Metod: Nakil dışı tedavi seçeneklerinden biri iel tedavi edilen veya donörü olmadığı için bekleme listesinde bulunan HCC’li 118 hasta çalışmaya dahil edildi. COVID-19 sürecinde stres, depresyon ve anksiyete düzeylerini değerlendirmek için 118 hastaya Depresyon Anksiyete Stres Ölçeği (DASS-21) ve Koronavirüs Anksiyete Ölçeği (CAS) yüz yüze görüşme yoluyla uygulandı. Sosyodemografik ve klinik özellikler kaydedildi ve birincil sonlanım noktası ölçüsü toplam DASS puanıydı. Ayrıca DASS-21 toplam puanlarının tahmin edilmesi için çok katmanlı algılayıcı (MLP) modeli oluşturuldu.
Bulgular: Cinsiyetler ve aşının koruyucu olduğunu düşünen ve düşünmeyen gruplar arasında DASS depresyon (p=0,010; p=0,030) DASS anksiyete (p=0,010; p=0,010) ve DASS toplam (p=0,046; p=0,023) puanları açısından anlamlı farklılıklar saptandı. Ayrıca CAS ölçeği için cinsiyetler arasında anlamlı farklılık tespit edildi (p=0,044).
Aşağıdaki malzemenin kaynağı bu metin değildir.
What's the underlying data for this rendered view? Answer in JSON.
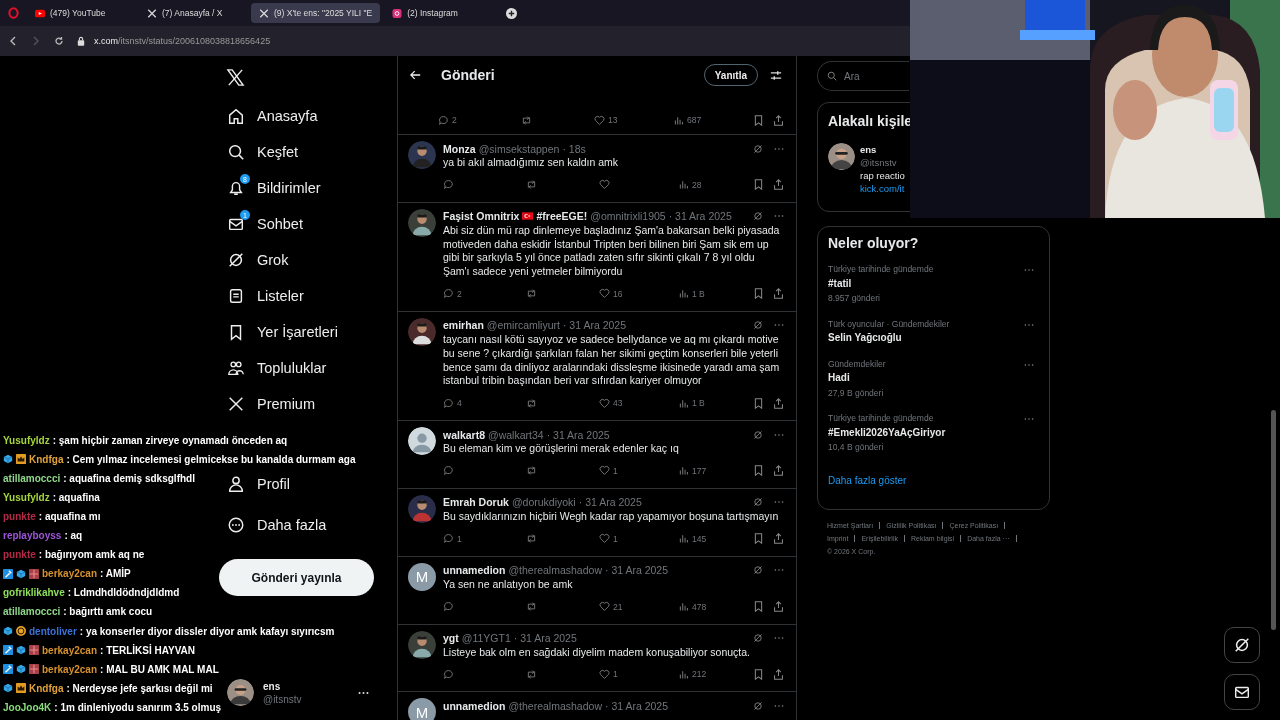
{
  "browser": {
    "tabs": [
      {
        "title": "(479) YouTube",
        "kind": "youtube",
        "selected": false
      },
      {
        "title": "(7) Anasayfa / X",
        "kind": "x",
        "selected": false
      },
      {
        "title": "(9) X'te ens: \"2025 YILI \"E",
        "kind": "x",
        "selected": true
      },
      {
        "title": "(2) Instagram",
        "kind": "instagram",
        "selected": false
      }
    ],
    "url_host": "x.com",
    "url_path": "/itsnstv/status/2006108038818656425"
  },
  "nav": {
    "items": [
      {
        "label": "Anasayfa",
        "kind": "home"
      },
      {
        "label": "Keşfet",
        "kind": "search"
      },
      {
        "label": "Bildirimler",
        "kind": "bell",
        "badge": "8"
      },
      {
        "label": "Sohbet",
        "kind": "mail",
        "badge": "1"
      },
      {
        "label": "Grok",
        "kind": "grok"
      },
      {
        "label": "Listeler",
        "kind": "list"
      },
      {
        "label": "Yer İşaretleri",
        "kind": "bookmark"
      },
      {
        "label": "Topluluklar",
        "kind": "people"
      },
      {
        "label": "Premium",
        "kind": "x"
      },
      {
        "label": "Profil",
        "kind": "person"
      },
      {
        "label": "Daha fazla",
        "kind": "more"
      }
    ],
    "post_button": "Gönderi yayınla",
    "account": {
      "name": "ens",
      "handle": "@itsnstv"
    }
  },
  "thread": {
    "title": "Gönderi",
    "reply_button": "Yanıtla",
    "partial_actions": {
      "replies": "2",
      "likes": "13",
      "views": "687"
    },
    "replies": [
      {
        "name": "Monza",
        "handle": "@simsekstappen",
        "time": "· 18s",
        "text": "ya bi akıl almadığımız sen kaldın amk",
        "views": "28"
      },
      {
        "name": "Faşist Omnitrix",
        "flag": true,
        "tag": "#freeEGE!",
        "handle": "@omnitrixli1905",
        "time": "· 31 Ara 2025",
        "text": "Abi siz dün mü rap dinlemeye başladınız Şam'a bakarsan belki piyasada motiveden daha eskidir İstanbul Tripten beri bilinen biri Şam sik em up gibi bir şarkıyla 5 yıl önce patladı zaten sıfır sikinti çıkalı 7 8 yıl oldu Şam'ı sadece yeni yetmeler bilmiyordu",
        "replies": "2",
        "likes": "16",
        "views": "1 B"
      },
      {
        "name": "emirhan",
        "handle": "@emircamliyurt",
        "time": "· 31 Ara 2025",
        "text": "taycanı nasıl kötü sayıyoz ve sadece bellydance ve aq mı çıkardı motive bu sene ? çıkardığı şarkıları falan her sikimi geçtim konserleri bile yeterli bence şamı da dinliyoz aralarındaki dissleşme ikisinede yaradı ama şam istanbul tribin başından beri var sıfırdan kariyer olmuyor",
        "replies": "4",
        "likes": "43",
        "views": "1 B"
      },
      {
        "name": "walkart8",
        "handle": "@walkart34",
        "time": "· 31 Ara 2025",
        "kind": "default",
        "text": "Bu eleman kim ve görüşlerini merak edenler kaç ıq",
        "likes": "1",
        "views": "177"
      },
      {
        "name": "Emrah Doruk",
        "handle": "@dorukdiyoki",
        "time": "· 31 Ara 2025",
        "text": "Bu saydıklarınızın hiçbiri Wegh kadar rap yapamıyor boşuna tartışmayın",
        "replies": "1",
        "likes": "1",
        "views": "145"
      },
      {
        "name": "unnamedion",
        "handle": "@therealmashadow",
        "time": "· 31 Ara 2025",
        "kind": "letter",
        "letter": "M",
        "text": "Ya sen ne anlatıyon be amk",
        "likes": "21",
        "views": "478"
      },
      {
        "name": "ygt",
        "handle": "@11YGT1",
        "time": "· 31 Ara 2025",
        "text": "Listeye bak olm en sağdaki diyelim madem konuşabiliyor sonuçta.",
        "likes": "1",
        "views": "212"
      },
      {
        "name": "unnamedion",
        "handle": "@therealmashadow",
        "time": "· 31 Ara 2025",
        "kind": "letter",
        "letter": "M"
      }
    ]
  },
  "sidebar": {
    "search_placeholder": "Ara",
    "related": {
      "title": "Alakalı kişile",
      "name": "ens",
      "handle": "@itsnstv",
      "bio": "rap reactio",
      "link": "kick.com/it"
    },
    "trends": {
      "title": "Neler oluyor?",
      "items": [
        {
          "category": "Türkiye tarihinde gündemde",
          "topic": "#tatil",
          "count": "8.957 gönderi"
        },
        {
          "category": "Türk oyuncular · Gündemdekiler",
          "topic": "Selin Yağcıoğlu"
        },
        {
          "category": "Gündemdekiler",
          "topic": "Hadi",
          "count": "27,9 B gönderi"
        },
        {
          "category": "Türkiye tarihinde gündemde",
          "topic": "#Emekli2026YaAçGiriyor",
          "count": "10,4 B gönderi"
        }
      ],
      "more": "Daha fazla göster"
    },
    "footer_links": [
      "Hizmet Şartları",
      "Gizlilik Politikası",
      "Çerez Politikası",
      "Imprint",
      "Erişilebilirlik",
      "Reklam bilgisi",
      "Daha fazla ···"
    ],
    "copyright": "© 2026 X Corp."
  },
  "chat": [
    {
      "user": "Yusufyldz",
      "color": "#a4d63a",
      "message": ": şam hiçbir zaman zirveye oynamadı önceden aq"
    },
    {
      "user": "Kndfga",
      "color": "#e3a33c",
      "badges": [
        {
          "kind": "cube"
        },
        {
          "kind": "crown"
        }
      ],
      "message": ": Cem yılmaz incelemesi gelmicekse bu kanalda durmam aga"
    },
    {
      "user": "atillamoccci",
      "color": "#8fd88a",
      "message": ": aquafina demiş sdksglfhdl"
    },
    {
      "user": "Yusufyldz",
      "color": "#a4d63a",
      "message": ": aquafina"
    },
    {
      "user": "punkte",
      "color": "#b32a46",
      "message": ": aquafina mı"
    },
    {
      "user": "replayboyss",
      "color": "#9b55d8",
      "message": ": aq"
    },
    {
      "user": "punkte",
      "color": "#b32a46",
      "message": ": bağırıyom amk aq ne"
    },
    {
      "user": "berkay2can",
      "color": "#d8922e",
      "badges": [
        {
          "kind": "sword"
        },
        {
          "kind": "cube"
        },
        {
          "kind": "gift"
        }
      ],
      "message": ": AMİP"
    },
    {
      "user": "gofriklikahve",
      "color": "#8fe05a",
      "message": ": Ldmdhdldödndjdldmd"
    },
    {
      "user": "atillamoccci",
      "color": "#8fd88a",
      "message": ": bağırttı amk cocu"
    },
    {
      "user": "dentoliver",
      "color": "#3a72d8",
      "badges": [
        {
          "kind": "cube"
        },
        {
          "kind": "coin"
        }
      ],
      "message": ": ya konserler diyor dissler diyor amk kafayı sıyırıcsm"
    },
    {
      "user": "berkay2can",
      "color": "#d8922e",
      "badges": [
        {
          "kind": "sword"
        },
        {
          "kind": "cube"
        },
        {
          "kind": "gift"
        }
      ],
      "message": ": TERLİKSİ HAYVAN"
    },
    {
      "user": "berkay2can",
      "color": "#d8922e",
      "badges": [
        {
          "kind": "sword"
        },
        {
          "kind": "cube"
        },
        {
          "kind": "gift"
        }
      ],
      "message": ": MAL BU AMK MAL MAL"
    },
    {
      "user": "Kndfga",
      "color": "#e3a33c",
      "badges": [
        {
          "kind": "cube"
        },
        {
          "kind": "crown"
        }
      ],
      "message": ": Nerdeyse jefe şarkısı değil mi"
    },
    {
      "user": "JooJoo4K",
      "color": "#86dc7a",
      "message": ": 1m dinleniyodu sanırım 3.5 olmuş"
    }
  ]
}
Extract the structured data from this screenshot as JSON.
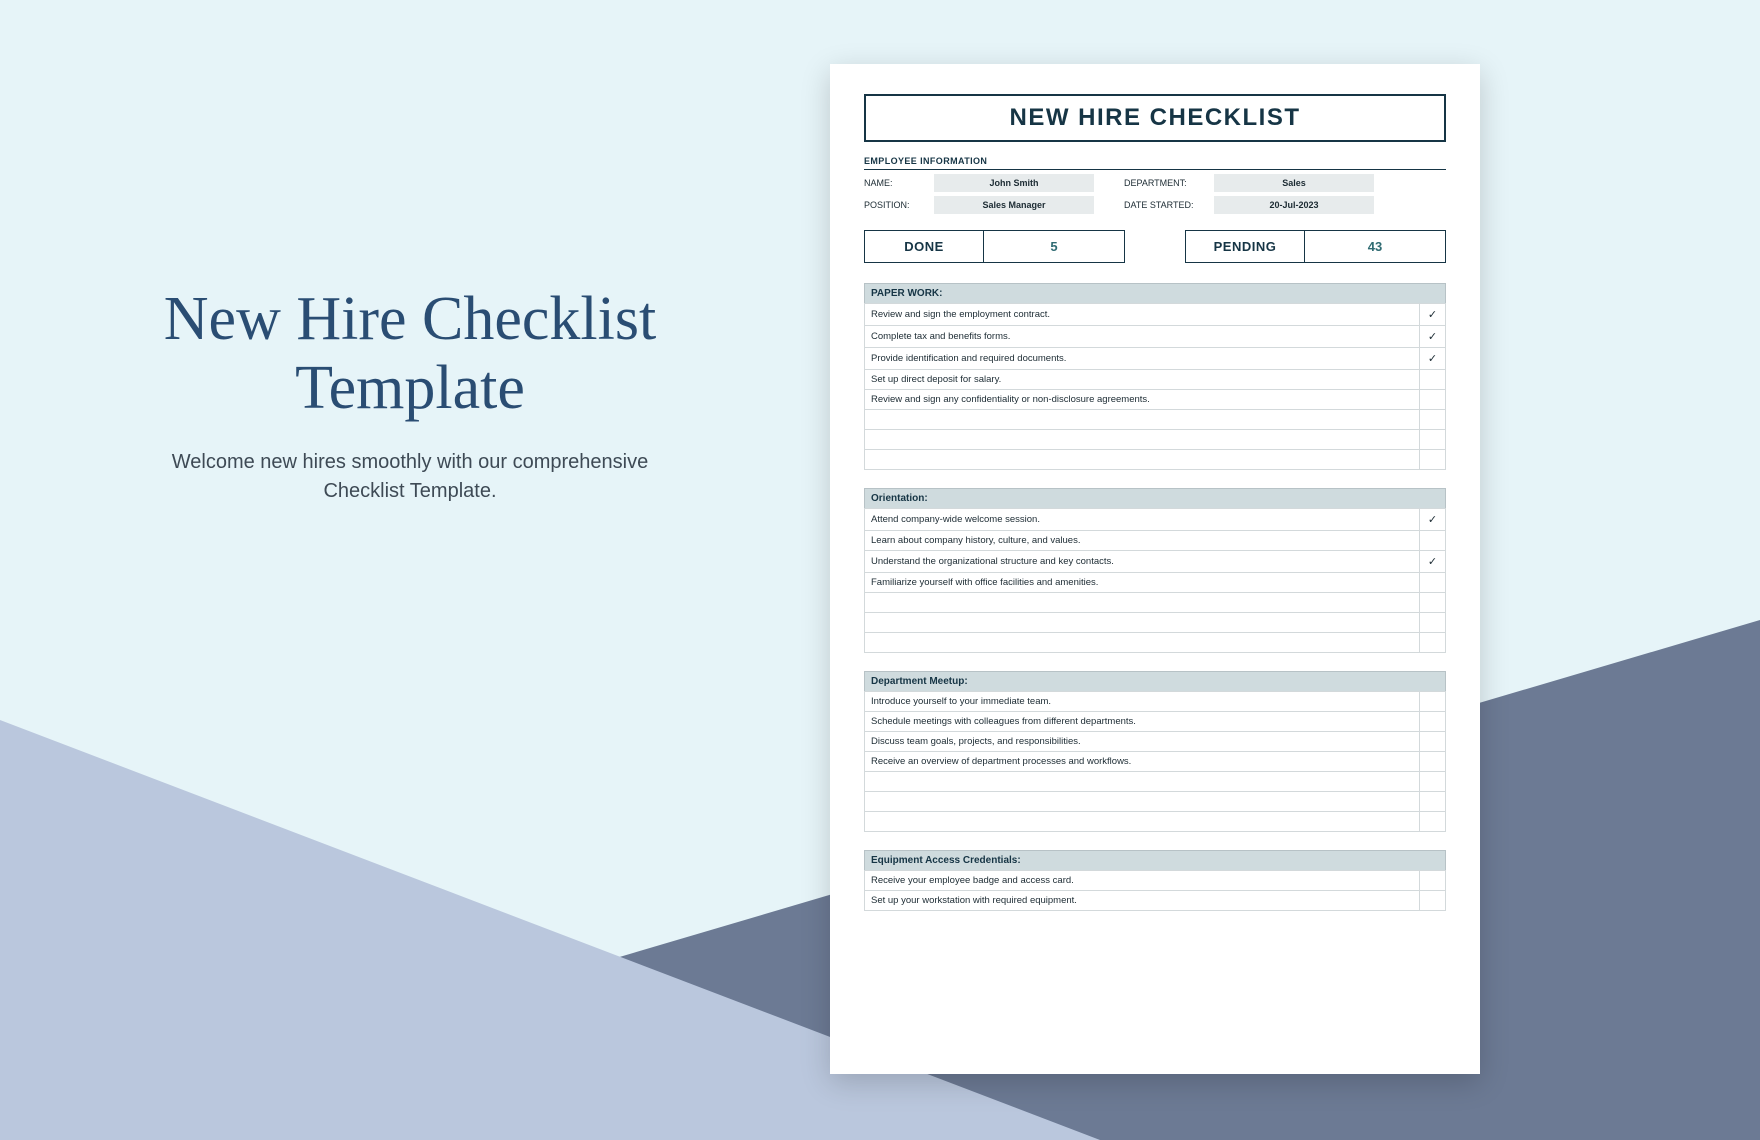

COVID-19 grubundaki DASS toplamının medyan puanı, COVID-19 olmayan gruptan daha yüksekti; ancak, artış önemli değildi. MLP modeli, kronik hastalık, cinsiyet, yaş, ikamet yeri, sigara içme, aşı türü ve COVID-19 maruziyetinin DASS toplamı için en önemli belirleyiciler olduğunu ortaya koydu.
Sonuç: Kronik hastalık, cinsiyet ve yaş, HCC hastalarında DASS-21 toplam puanını öngörmede öne çıkan faktörlerdi. Bu nedenle, HCC hastalarında depresyon, stres ve anksiyeteyi yönetmek için önemli faktörler klinik olarak değerlendirildi.